Common names: Black Dump Fly, Dump Fly
Scientific name: Order Diptera, family Muscidae, Hydrotaea aenescens
Size: Same size as the common house fly, 1/8" to 1/4".
Identification: The adult fly is a shiny black fly similar to the housefly. These beneficial flies do not bother animals or people. They have little movement or flight, unlike house flies.
Biology and life cycle: Females lay an average of 170 eggs over a seven- to ten-day period. Eggs hatch in eighteen to twenty-four hours. There are three larval stages and a pupal stage, which changes into an adult fly. Adults mate after about five days; two days later, the females start laying eggs. The egg-to-adult period is about fourteen days or shorter.

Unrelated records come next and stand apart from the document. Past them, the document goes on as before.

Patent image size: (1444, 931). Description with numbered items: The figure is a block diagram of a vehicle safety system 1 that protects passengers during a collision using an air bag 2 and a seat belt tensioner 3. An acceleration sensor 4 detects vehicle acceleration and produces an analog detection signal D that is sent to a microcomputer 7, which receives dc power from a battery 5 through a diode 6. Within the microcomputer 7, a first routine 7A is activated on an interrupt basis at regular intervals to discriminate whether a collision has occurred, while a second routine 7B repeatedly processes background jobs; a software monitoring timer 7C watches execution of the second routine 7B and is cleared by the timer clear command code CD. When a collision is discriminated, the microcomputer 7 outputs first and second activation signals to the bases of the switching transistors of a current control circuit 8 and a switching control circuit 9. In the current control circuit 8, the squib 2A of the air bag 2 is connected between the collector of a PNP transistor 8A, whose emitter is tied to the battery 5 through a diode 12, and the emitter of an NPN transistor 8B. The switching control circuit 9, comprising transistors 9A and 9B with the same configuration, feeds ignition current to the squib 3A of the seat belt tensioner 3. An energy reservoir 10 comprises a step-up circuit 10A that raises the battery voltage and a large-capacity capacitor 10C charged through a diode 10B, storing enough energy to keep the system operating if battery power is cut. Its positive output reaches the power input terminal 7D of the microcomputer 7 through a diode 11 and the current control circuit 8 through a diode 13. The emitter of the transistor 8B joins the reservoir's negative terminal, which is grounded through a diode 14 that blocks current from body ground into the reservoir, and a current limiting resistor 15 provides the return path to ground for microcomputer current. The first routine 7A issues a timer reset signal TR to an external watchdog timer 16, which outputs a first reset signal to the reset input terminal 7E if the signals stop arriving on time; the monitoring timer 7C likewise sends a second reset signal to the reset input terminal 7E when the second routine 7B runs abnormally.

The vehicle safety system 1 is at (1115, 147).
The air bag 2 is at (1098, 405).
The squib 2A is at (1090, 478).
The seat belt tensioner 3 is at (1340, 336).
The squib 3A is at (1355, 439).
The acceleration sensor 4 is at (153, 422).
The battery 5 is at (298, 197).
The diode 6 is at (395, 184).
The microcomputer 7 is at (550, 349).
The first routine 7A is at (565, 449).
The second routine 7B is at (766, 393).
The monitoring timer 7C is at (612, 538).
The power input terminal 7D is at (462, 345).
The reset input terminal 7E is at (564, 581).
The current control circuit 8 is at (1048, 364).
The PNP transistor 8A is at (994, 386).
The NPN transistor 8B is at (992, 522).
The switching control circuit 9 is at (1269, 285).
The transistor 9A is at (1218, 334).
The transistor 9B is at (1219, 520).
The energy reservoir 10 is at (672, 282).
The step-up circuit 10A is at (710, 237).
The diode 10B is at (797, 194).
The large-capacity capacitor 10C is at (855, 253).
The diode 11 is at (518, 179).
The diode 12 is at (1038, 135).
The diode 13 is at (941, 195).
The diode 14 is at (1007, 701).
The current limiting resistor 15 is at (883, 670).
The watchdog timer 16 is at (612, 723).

Habitat: Like dark locations and stay close to the ground. Love manure pits.
Feeding habits: The larvae (or maggots) are predators of the larvae of house flies and other flies.
Economic importance: Control of house flies resulting from animal manures.
Natural control: None needed.
Organic control: None needed.
Insight: According to Dr. J. A. Hogsette of the USDA-Agricultural Research Service and the University of Florida, its former name was Ophyra aenescens. It is native to the United States as well as Central and South America. Black fly larvae don't need to feed on other fly larvae to live. They can develop naturally on the nutrients from the manure.
Notes: Dump flies can kill up to twenty house fly larvae a day--a rare example of an animal killing more than it can eat. Dump flies do not feed or rest on animals or humans. Black dump flies have been used successfully in poultry and swine houses, according to Dr. Hogsette. The larvae seem to prefer manures that are comparatively low in fibrous materials. They do not develop well in manures of cattle, horses, sheep, or goats. That apparently means they prefer poultry, dog, and cat manure.